Chondrocytes are the main cell type found in cartilage tissue and are essential for maintaining the cartilaginous matrix. They are involved in not only the pathogenesis of non-inflammatory arthritis, such as osteoarthritis, a degenerative articular cartilage disease, but also inflammatory arthritis, such as rheumatoid arthritis, an autoimmune disease [18]. Interestingly, there are sporadic reports showing that chondrocytes are also susceptible to virus infections and play an important role in the related disease pathogenesis. Human cytomegalovirus (AD169 strain) was able to infect chondrocytes, which led to extensive cytopathic effects including cell aggregation, fusion, and lysis, suggesting that the related etiopathogenesis of articular diseases may involve chondrocytes [2]. Similarly, Rous sarcoma virus (RSV), an oncovirus that causes sarcoma in avian species, was shown to be able to infect chondrocytes, and this resulted in reduced type X collagen synthesis, proteoglycan, and calcification of the extracellular matrix, suggesting that RSV infection was able to disrupt chondrocytes differentiation and mineralisation [19]. Human endogenous retrovirus transcripts were also found in chondrocytes and cartilage from osteoarthritis patients, but their role in disease pathogenesis is currently unknown [20].

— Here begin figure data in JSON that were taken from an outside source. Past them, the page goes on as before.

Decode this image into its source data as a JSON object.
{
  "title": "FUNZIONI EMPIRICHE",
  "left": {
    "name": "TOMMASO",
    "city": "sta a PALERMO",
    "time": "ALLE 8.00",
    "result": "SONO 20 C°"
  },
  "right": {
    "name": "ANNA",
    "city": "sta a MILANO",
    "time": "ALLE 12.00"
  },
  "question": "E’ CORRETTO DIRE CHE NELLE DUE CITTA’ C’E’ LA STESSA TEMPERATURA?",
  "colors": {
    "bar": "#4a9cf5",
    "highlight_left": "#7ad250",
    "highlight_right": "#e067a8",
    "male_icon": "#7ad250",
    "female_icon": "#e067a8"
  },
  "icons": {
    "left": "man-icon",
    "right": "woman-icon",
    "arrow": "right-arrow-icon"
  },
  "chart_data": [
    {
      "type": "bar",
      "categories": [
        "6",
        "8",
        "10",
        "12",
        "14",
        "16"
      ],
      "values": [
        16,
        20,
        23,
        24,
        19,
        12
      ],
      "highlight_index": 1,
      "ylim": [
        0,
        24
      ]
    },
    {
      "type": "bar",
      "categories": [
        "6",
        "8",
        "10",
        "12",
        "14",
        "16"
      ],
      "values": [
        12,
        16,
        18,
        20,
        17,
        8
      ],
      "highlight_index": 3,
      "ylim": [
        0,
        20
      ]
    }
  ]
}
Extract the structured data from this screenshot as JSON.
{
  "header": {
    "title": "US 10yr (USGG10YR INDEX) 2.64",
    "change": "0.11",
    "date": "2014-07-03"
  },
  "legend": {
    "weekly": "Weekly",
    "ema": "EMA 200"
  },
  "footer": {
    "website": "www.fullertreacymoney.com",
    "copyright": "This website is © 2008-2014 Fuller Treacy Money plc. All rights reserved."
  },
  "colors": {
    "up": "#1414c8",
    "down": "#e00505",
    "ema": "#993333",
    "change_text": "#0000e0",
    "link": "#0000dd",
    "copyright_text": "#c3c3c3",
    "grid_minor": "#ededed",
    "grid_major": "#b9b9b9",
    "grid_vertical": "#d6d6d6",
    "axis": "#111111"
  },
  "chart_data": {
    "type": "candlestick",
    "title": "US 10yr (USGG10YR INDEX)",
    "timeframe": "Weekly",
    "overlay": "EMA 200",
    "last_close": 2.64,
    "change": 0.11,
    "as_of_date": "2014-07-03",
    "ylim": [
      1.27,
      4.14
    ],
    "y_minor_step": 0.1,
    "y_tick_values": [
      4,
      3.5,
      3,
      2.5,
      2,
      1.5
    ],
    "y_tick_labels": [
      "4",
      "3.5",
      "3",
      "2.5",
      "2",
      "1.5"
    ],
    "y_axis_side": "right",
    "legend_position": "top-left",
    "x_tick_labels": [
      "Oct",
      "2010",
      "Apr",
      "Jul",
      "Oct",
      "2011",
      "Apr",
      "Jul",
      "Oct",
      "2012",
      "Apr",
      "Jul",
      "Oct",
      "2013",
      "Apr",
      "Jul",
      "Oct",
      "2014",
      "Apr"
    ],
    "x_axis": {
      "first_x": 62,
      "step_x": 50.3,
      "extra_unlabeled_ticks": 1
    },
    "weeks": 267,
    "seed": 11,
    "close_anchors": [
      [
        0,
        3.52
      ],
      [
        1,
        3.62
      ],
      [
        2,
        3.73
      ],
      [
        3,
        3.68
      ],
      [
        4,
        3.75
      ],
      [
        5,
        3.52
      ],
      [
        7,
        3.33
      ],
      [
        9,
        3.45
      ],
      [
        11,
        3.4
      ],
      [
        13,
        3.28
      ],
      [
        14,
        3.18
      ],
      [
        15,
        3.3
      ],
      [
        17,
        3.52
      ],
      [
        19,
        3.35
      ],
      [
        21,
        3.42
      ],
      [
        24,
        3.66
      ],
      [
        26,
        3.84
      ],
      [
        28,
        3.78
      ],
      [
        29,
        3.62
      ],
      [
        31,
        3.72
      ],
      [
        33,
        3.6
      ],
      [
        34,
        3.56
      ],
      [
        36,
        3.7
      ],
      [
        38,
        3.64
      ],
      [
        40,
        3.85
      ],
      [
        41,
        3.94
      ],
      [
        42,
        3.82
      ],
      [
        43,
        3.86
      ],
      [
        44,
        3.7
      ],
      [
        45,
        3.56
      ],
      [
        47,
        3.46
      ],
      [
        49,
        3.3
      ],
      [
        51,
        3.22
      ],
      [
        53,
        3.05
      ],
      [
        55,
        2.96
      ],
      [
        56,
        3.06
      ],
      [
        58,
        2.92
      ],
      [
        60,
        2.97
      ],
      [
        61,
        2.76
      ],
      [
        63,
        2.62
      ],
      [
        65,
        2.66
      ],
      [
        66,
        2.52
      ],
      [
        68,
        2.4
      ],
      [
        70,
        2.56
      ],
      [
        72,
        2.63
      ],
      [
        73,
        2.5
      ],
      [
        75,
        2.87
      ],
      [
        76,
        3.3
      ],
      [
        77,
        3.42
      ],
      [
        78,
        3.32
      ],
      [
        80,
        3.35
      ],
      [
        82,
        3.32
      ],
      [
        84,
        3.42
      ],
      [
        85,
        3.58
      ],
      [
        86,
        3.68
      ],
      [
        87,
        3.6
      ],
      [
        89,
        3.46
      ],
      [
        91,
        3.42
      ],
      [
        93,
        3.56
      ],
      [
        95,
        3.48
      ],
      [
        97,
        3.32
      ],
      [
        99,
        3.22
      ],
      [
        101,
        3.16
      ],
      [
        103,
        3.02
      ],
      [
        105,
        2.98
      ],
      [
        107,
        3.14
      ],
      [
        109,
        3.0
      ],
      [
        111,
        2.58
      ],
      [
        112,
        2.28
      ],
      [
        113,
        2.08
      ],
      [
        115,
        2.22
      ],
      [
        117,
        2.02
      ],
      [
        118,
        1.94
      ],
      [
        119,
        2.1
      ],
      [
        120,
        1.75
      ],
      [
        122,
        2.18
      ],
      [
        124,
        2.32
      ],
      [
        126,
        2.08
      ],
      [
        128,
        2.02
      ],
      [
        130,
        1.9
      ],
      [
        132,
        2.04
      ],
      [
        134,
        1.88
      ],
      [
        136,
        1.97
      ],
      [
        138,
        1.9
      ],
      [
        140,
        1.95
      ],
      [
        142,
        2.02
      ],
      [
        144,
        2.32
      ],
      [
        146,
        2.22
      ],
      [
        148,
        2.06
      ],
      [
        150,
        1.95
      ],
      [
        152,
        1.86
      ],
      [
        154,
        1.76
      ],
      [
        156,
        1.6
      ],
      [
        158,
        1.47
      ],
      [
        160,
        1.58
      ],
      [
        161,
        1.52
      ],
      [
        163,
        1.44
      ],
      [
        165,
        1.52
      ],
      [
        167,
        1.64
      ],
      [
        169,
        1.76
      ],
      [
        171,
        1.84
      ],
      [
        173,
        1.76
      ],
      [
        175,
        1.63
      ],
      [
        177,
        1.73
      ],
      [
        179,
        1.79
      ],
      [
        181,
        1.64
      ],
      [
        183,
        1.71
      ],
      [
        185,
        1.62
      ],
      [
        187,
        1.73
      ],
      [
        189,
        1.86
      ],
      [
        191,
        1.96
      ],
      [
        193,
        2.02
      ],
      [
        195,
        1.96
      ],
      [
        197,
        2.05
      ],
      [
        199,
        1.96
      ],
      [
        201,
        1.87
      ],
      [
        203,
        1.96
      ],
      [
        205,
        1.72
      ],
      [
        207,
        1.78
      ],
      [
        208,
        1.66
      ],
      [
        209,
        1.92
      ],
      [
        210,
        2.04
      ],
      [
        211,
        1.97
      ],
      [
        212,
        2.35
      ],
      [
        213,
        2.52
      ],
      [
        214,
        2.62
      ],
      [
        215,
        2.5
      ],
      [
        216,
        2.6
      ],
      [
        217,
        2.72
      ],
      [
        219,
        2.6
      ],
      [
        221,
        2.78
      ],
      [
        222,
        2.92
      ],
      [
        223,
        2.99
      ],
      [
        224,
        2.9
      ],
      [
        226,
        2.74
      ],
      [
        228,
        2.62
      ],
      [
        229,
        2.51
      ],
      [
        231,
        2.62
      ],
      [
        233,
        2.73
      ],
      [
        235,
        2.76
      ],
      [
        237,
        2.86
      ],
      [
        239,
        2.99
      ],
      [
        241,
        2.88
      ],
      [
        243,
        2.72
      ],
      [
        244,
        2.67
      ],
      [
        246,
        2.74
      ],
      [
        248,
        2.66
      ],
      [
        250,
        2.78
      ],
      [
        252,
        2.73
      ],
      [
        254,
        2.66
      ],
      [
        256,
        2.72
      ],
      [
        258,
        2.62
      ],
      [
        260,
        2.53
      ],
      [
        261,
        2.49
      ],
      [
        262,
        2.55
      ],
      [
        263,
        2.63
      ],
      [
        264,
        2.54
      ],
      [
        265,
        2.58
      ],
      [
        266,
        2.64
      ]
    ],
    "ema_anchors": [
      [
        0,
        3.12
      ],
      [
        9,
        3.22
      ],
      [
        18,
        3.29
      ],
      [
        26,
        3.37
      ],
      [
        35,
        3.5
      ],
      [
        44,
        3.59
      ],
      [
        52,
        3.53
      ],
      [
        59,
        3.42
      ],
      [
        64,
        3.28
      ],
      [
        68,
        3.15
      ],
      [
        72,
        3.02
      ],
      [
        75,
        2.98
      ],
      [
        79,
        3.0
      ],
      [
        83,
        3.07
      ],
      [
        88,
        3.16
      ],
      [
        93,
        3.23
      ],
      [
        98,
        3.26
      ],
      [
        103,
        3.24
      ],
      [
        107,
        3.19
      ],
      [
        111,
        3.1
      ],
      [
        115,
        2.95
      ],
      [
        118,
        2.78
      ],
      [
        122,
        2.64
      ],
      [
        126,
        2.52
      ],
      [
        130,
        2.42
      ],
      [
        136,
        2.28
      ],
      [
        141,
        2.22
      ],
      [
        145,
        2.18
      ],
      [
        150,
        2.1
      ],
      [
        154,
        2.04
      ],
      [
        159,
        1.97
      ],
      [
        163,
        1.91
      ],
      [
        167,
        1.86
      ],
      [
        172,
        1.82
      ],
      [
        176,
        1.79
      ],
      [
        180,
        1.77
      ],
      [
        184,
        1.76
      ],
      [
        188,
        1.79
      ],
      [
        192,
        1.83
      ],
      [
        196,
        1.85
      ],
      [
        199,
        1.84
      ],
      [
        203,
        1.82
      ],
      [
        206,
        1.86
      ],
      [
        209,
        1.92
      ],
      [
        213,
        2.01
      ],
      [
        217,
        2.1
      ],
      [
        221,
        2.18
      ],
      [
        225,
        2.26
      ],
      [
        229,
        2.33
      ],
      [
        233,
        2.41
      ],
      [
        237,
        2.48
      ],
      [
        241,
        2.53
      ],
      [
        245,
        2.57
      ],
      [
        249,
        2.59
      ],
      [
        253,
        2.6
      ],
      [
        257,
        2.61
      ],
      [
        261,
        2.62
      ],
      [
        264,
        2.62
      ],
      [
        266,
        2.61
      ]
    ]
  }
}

In the field of gene therapy, chondrocytes were reported to be permissive to adeno-associated virus, based on which a gene delivery therapy was established for articular joint disorders [21]. Though there are no direct reports on the role of chondrocytes in arthritogenic alphaviral-induced articular cartilage diseases, a study on CHIKV-infected interferon response factors 3 and 7 knockout (IRF3/7−/−) mice demonstrated evidence of viral RNA present in articular cartilage, which was not identified in CHIKV-infected wild-type mice [22]. Additionally, earlier studies on Ross River virus disease (RRVD) found the presence of RRV in murine joint tissues such as the tendons, ligaments, and synovial tissue, but these studies do not identify chondrocytes or cartilage as a source of virus [23,24]. Many studies have also reported that RRV-induced inflammatory disease comprises both myositis in skeletal muscle and involvement of osteoclastogenesis and bone reabsorption [6,23,25,26,27]. Therefore, we speculate that RRV infection in chondrocytes could play a role in disease pathogenesis. Here, we show for the first time that (i) RRV is present in chondrocytes of infected wild-type mice in vivo, (ii) RRV is able to replicate robustly in primary human chondrocytes, and, more importantly, (iii) these infected primary cells secreted significant amounts of inflammatory soluble factors. Pro-inflammatory cytokines such as IL-1β, TNF-α, MCP-1, and IL-6 have been previously shown to contribute to the RRV-induced inflammation, but this is the first report indicating that chondrocytes may be a source of these factors. Furthermore, the upregulation of heparanase following RRV infection is a novel discovery [1,2,3]. Therefore, infected chondrocytes are likely to play important roles in RRV disease pathogenesis by both amplifying infection and through the production of soluble factors. Further studies are needed to elucidate the mechanisms of immunological processes and the potential role of chondrocytes and the articular cartilage in alphaviral-induced arthritis.